Evaluating transformative adaptation options for Australian extensive farming – a cross-transect analyses of systemic adaptations - July 2016 supplementary report
2016
This supplementary report contains results from a project that has conducted research across
Australia’s extensive farming systems to examine adaptation options that provide resilience to likely
climate change by 2030. We have identified and evaluated the effectiveness of a range of options for
land managers with grazing, mixed grazing/cropping and cropping enterprises that maintain or boost
profitability in a climate that is changing and becoming increasingly variable, whilst reducing
greenhouse gas (GHG) emissions (CH4, N2O and CO2). We have considered the effectiveness of these
options at multiple scales (farm, community and region) and against multiple criteria (profit, risk,
environmental impacts, GHG emissions and community impacts). This provides key insights into the
challenges associated with managing land use change and transition resulting from climate change
(variability) as well as the range of systematic adaptation options available across corridors that
include both rangeland and mixed cropping/grazing and cropping land use to support such change.
More systemic and transformative adaptation options derived from effective packaging of multiple
incremental changes are the focus of this study (e.g. perennialisation of the landscape, effective
cropping and grazing mix, opportunistic farming, and synergic combinations of options). Evaluation
and engagement activities have been undertaken along transects that include both rangeland and
mixed cropping/grazing and cropping land use (Figure 1). These include:
WA – Transect 1 (Katanning, Cunderdin, Merredin, Mullewa)
SA - Transect 2 (Quorn in the north to Maitland in the South
VIC - Transect 3 (Birchip in the North to Warrnambool in the south)
NSW - Transect 4 (Goolgowi, Condobolin, Walgett, Trangie, Moree)
Across each transect two adaptation packages were compared against a business as usual
management (BAU) strategy. This comparison was undertaken for a period of recent history as well
as for the near future, namely a 30 year period centred on 2030. The effectiveness of the adaptation
options was evaluated in terms of changes to farm cash returns, greenhouse gas emissions and NRM
issues, such as cover, runoff and drainage. .

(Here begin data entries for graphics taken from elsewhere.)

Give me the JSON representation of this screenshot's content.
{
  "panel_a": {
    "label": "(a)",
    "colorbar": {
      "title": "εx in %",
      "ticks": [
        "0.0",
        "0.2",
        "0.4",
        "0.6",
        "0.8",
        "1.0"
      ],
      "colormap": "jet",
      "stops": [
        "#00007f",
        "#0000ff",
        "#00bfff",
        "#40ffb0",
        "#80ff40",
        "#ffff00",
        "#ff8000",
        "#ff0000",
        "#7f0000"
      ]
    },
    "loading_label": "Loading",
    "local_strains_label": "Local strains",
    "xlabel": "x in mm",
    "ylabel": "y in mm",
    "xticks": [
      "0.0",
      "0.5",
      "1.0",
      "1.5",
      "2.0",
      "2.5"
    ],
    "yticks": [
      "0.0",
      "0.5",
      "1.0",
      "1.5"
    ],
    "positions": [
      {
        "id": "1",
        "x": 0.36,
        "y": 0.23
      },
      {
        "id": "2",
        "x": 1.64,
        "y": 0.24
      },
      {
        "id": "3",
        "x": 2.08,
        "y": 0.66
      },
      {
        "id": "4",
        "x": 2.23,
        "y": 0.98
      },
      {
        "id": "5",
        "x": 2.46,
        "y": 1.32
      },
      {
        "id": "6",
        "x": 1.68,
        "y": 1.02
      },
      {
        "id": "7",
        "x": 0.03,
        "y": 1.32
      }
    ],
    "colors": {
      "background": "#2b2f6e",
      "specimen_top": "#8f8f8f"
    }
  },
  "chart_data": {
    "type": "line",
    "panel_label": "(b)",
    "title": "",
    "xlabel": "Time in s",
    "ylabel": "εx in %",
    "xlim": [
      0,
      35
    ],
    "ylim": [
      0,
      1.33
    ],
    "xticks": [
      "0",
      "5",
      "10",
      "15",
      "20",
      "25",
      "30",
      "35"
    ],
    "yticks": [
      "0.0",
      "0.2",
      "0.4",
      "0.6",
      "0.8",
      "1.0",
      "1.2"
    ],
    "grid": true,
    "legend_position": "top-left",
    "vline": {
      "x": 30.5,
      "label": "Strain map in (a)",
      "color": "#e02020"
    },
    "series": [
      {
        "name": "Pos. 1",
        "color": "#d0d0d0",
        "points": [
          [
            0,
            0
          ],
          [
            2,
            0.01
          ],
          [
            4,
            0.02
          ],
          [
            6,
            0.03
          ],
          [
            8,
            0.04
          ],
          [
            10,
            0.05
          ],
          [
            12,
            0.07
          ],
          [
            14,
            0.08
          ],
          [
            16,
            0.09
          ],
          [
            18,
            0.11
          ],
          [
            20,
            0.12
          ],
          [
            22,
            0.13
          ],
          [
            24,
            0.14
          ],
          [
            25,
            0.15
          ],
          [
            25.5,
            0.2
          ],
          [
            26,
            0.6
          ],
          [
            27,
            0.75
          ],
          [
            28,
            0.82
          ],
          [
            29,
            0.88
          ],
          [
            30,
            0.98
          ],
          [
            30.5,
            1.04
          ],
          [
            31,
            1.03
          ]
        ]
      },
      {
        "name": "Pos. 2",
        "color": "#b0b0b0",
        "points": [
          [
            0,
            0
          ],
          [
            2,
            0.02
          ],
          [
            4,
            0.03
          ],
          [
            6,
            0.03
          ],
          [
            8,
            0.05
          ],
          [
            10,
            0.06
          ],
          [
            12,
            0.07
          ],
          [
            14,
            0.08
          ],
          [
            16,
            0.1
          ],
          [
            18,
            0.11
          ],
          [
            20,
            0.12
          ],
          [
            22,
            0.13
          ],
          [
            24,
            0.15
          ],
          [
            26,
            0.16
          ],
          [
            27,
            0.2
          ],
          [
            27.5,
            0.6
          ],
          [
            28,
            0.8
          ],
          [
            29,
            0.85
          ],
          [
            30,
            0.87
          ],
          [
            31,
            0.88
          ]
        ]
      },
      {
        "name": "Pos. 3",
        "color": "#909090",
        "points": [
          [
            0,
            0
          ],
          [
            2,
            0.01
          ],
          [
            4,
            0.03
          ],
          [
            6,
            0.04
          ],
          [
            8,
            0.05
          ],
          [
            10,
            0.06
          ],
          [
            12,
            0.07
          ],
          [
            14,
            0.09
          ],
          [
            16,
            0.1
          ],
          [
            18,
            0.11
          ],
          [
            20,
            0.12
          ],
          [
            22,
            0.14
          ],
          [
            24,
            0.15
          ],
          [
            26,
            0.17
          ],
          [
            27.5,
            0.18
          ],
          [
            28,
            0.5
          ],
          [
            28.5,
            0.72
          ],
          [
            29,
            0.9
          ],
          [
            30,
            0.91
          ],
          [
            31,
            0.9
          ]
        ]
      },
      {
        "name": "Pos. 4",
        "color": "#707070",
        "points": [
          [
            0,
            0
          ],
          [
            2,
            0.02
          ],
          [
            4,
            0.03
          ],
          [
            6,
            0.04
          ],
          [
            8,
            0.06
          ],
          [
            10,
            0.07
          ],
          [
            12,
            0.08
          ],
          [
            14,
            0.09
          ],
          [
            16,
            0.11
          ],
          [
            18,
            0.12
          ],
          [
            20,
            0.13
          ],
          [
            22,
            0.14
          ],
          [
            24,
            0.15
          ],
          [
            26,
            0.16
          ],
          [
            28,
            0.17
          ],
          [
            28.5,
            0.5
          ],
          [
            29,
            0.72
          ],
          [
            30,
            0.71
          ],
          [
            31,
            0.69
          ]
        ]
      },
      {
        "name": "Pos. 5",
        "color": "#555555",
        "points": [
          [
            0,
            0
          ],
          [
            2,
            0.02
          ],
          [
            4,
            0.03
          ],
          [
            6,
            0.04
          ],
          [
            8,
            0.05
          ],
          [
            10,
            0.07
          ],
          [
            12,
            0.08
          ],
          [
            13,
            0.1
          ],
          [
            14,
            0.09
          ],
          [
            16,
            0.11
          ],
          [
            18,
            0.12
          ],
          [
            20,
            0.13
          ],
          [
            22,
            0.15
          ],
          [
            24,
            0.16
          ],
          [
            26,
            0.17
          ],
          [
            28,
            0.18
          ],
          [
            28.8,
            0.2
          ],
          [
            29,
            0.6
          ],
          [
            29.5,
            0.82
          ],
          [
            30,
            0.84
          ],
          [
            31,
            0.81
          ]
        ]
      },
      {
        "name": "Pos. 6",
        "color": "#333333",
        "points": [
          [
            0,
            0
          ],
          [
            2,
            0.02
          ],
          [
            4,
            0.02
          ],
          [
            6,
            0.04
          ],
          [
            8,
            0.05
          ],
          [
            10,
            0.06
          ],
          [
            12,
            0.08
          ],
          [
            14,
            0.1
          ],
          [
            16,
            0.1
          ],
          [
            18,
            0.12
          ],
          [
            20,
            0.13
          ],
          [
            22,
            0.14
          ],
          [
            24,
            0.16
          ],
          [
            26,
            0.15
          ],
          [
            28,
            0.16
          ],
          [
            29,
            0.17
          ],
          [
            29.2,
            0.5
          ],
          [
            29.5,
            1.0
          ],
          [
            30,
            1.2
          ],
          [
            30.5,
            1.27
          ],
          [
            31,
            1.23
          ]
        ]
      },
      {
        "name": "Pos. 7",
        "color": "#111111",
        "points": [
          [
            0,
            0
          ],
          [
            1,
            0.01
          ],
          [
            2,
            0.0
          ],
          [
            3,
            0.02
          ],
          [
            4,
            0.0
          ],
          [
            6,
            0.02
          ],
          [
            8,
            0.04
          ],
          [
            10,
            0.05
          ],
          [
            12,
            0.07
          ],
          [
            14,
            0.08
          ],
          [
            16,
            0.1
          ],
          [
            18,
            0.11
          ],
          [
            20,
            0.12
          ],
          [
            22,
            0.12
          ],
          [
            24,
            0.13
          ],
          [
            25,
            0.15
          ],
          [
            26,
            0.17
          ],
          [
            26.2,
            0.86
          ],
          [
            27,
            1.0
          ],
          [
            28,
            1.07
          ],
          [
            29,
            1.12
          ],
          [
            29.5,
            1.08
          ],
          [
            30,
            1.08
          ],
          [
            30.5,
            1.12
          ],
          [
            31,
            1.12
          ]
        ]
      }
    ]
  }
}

Table 1 represents a synthesis of the median percentage change in farm profitability and greenhouse
gas emissions for all case study sites across each of the transects. The results show, that the strategy
of shifting to summer-active perennial pastures and separating them from cropping appears not to be
a widely-applicable adaptation to climate change. It proves to be financially advantageous at only a
minority of locations, and at those locations the simulations estimate that separated annual pastures
have nearly the same or better financial outcomes.

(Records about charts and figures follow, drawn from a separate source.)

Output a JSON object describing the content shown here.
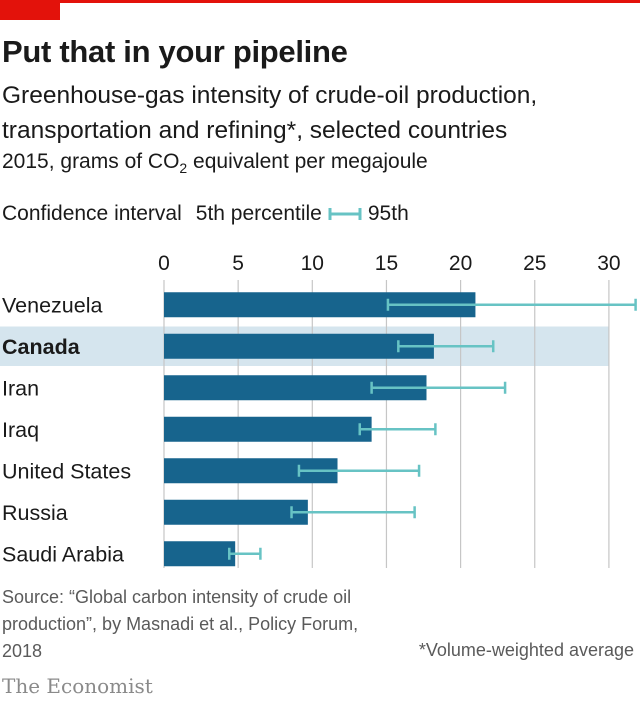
{
  "header": {
    "title": "Put that in your pipeline",
    "subtitle": "Greenhouse-gas intensity of crude-oil production, transportation and refining*, selected countries",
    "unit_prefix": "2015, grams of CO",
    "unit_sub": "2",
    "unit_suffix": " equivalent per megajoule"
  },
  "legend": {
    "title": "Confidence interval",
    "low_label": "5th percentile",
    "high_label": "95th"
  },
  "footer": {
    "source": "Source: “Global carbon intensity of crude oil production”, by Masnadi et al., Policy Forum, 2018",
    "note": "*Volume-weighted average",
    "brand": "The Economist"
  },
  "colors": {
    "bar": "#17648d",
    "whisker": "#67c3c4",
    "highlight": "#d5e5ee",
    "grid": "#c6c6c6",
    "accent_red": "#e3120b"
  },
  "chart_data": {
    "type": "bar",
    "orientation": "horizontal",
    "title": "Put that in your pipeline",
    "x_ticks": [
      0,
      5,
      10,
      15,
      20,
      25,
      30
    ],
    "xlim": [
      0,
      30
    ],
    "grid": true,
    "highlighted_category": "Canada",
    "categories": [
      "Venezuela",
      "Canada",
      "Iran",
      "Iraq",
      "United States",
      "Russia",
      "Saudi Arabia"
    ],
    "values": [
      21.0,
      18.2,
      17.7,
      14.0,
      11.7,
      9.7,
      4.8
    ],
    "ci_low": [
      15.1,
      15.8,
      14.0,
      13.2,
      9.1,
      8.6,
      4.4
    ],
    "ci_high": [
      31.8,
      22.2,
      23.0,
      18.3,
      17.2,
      16.9,
      6.5
    ]
  }
}
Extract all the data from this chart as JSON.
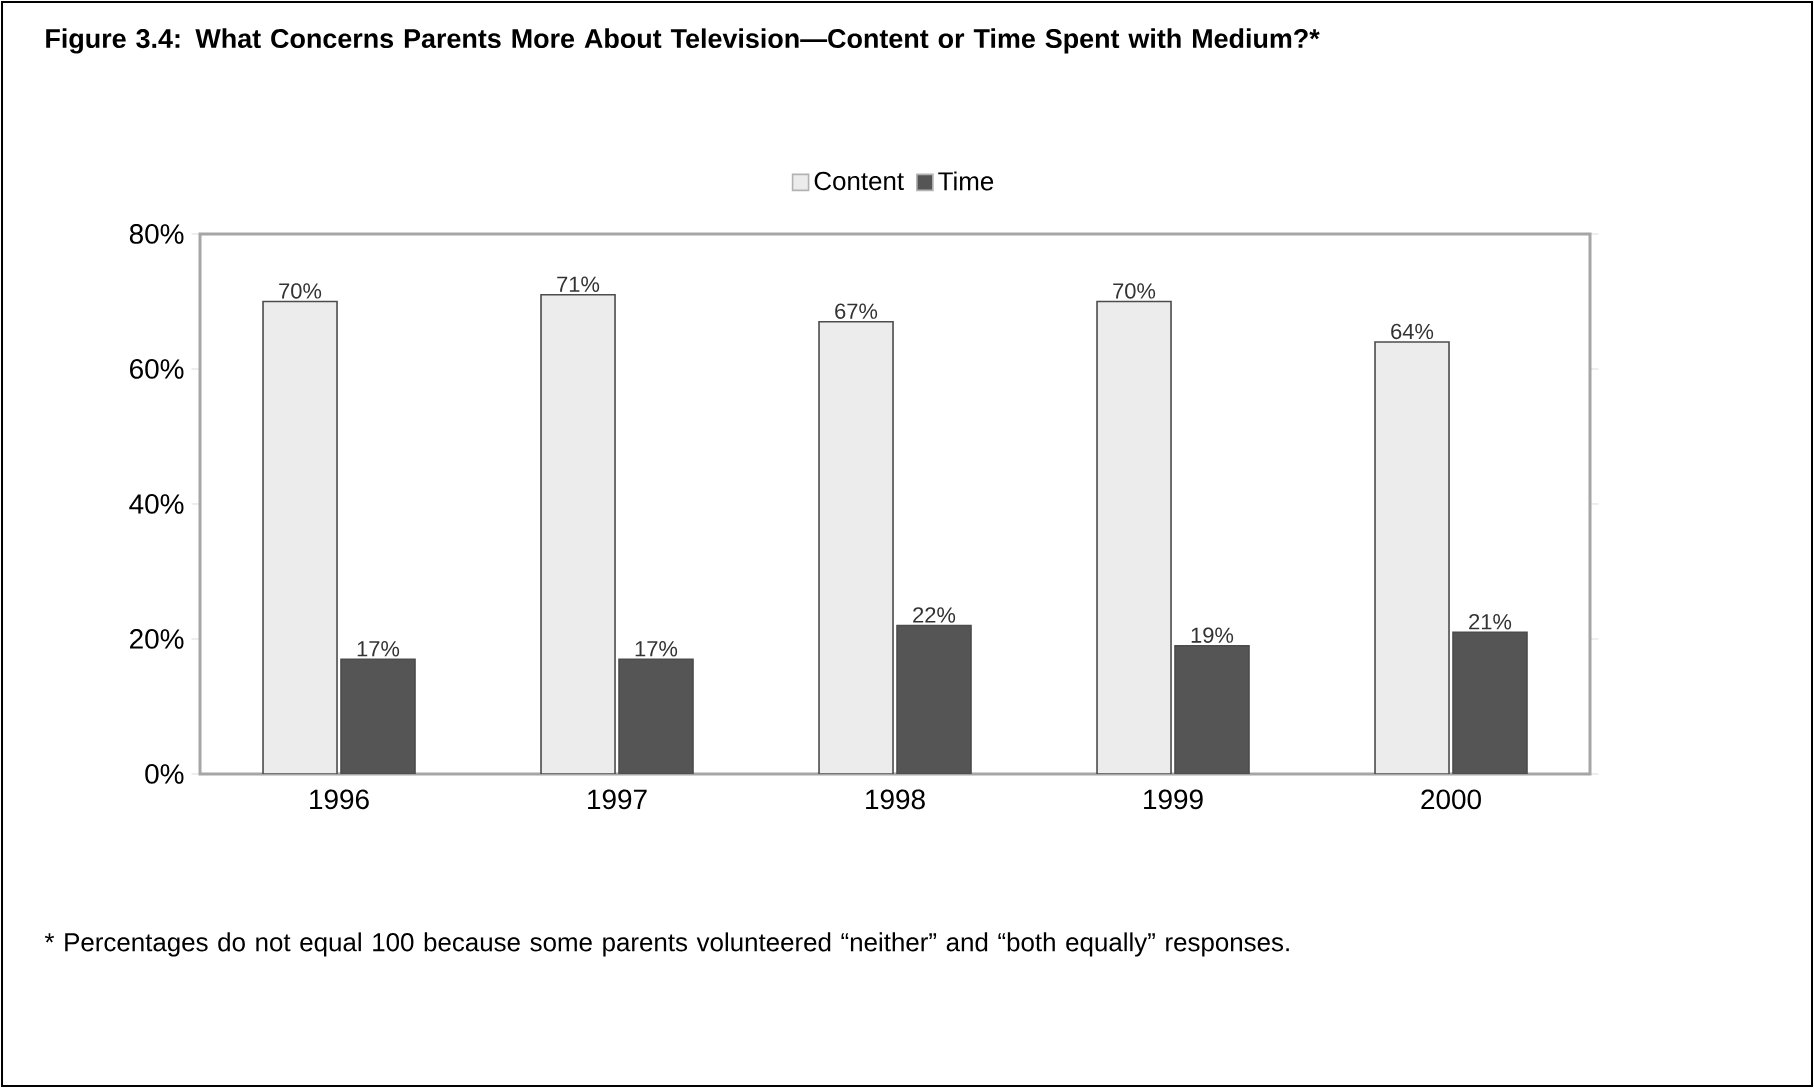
{
  "chart_data": {
    "type": "bar",
    "title": "Figure 3.4: What Concerns Parents More About Television—Content or Time Spent with Medium?*",
    "categories": [
      "1996",
      "1997",
      "1998",
      "1999",
      "2000"
    ],
    "series": [
      {
        "name": "Content",
        "color": "#ececec",
        "values": [
          70,
          71,
          67,
          70,
          64
        ],
        "value_labels": [
          "70%",
          "71%",
          "67%",
          "70%",
          "64%"
        ]
      },
      {
        "name": "Time",
        "color": "#555555",
        "values": [
          17,
          17,
          22,
          19,
          21
        ],
        "value_labels": [
          "17%",
          "17%",
          "22%",
          "19%",
          "21%"
        ]
      }
    ],
    "ylim": [
      0,
      80
    ],
    "yticks": [
      {
        "value": 0,
        "label": "0%"
      },
      {
        "value": 20,
        "label": "20%"
      },
      {
        "value": 40,
        "label": "40%"
      },
      {
        "value": 60,
        "label": "60%"
      },
      {
        "value": 80,
        "label": "80%"
      }
    ],
    "legend": "top",
    "annotations": [
      "* Percentages do not equal 100 because some parents volunteered “neither” and “both equally” responses."
    ]
  }
}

At the 5 locations, where separating crops and pastures produced an expected financial benefit at
2030, the size of this benefit was relatively small ($5-11 per farm hectare) except at Quorn, where it
was $21 per farm hectare. The main reason for this is that pastures occupy relatively little of the land
at the other 4 locations, and so the gains from changing pasture and livestock management are
strongly diluted at the farm scale. At Quorn, however, the livestock enterprise is proportionally much
more important and the marginal effect of more-reliable production from separated pastures is
therefore greater.
The option of changing the cropping and livestock mix, to a more livestock dominated farming system,
appears to be a more effective adaptation option, in response to 2030 climate conditions, than the
perennialisation option. On average this option provides a net benefit of between $9 and $42 per
hectare mean cash margin advantage over the BAU strategy, for two (NSW and WA) of the three
transects examined. Across the SA transect this option proved to be ineffective and resulted in a mean
farm cash margin of $11 per hectare lower than the BAU strategy. In broad terms the shift towards a
more livestock dominated farming system was better able to provide profitability in years with below
average growing conditions (i.e. more frequent in each of the future climate scenarios).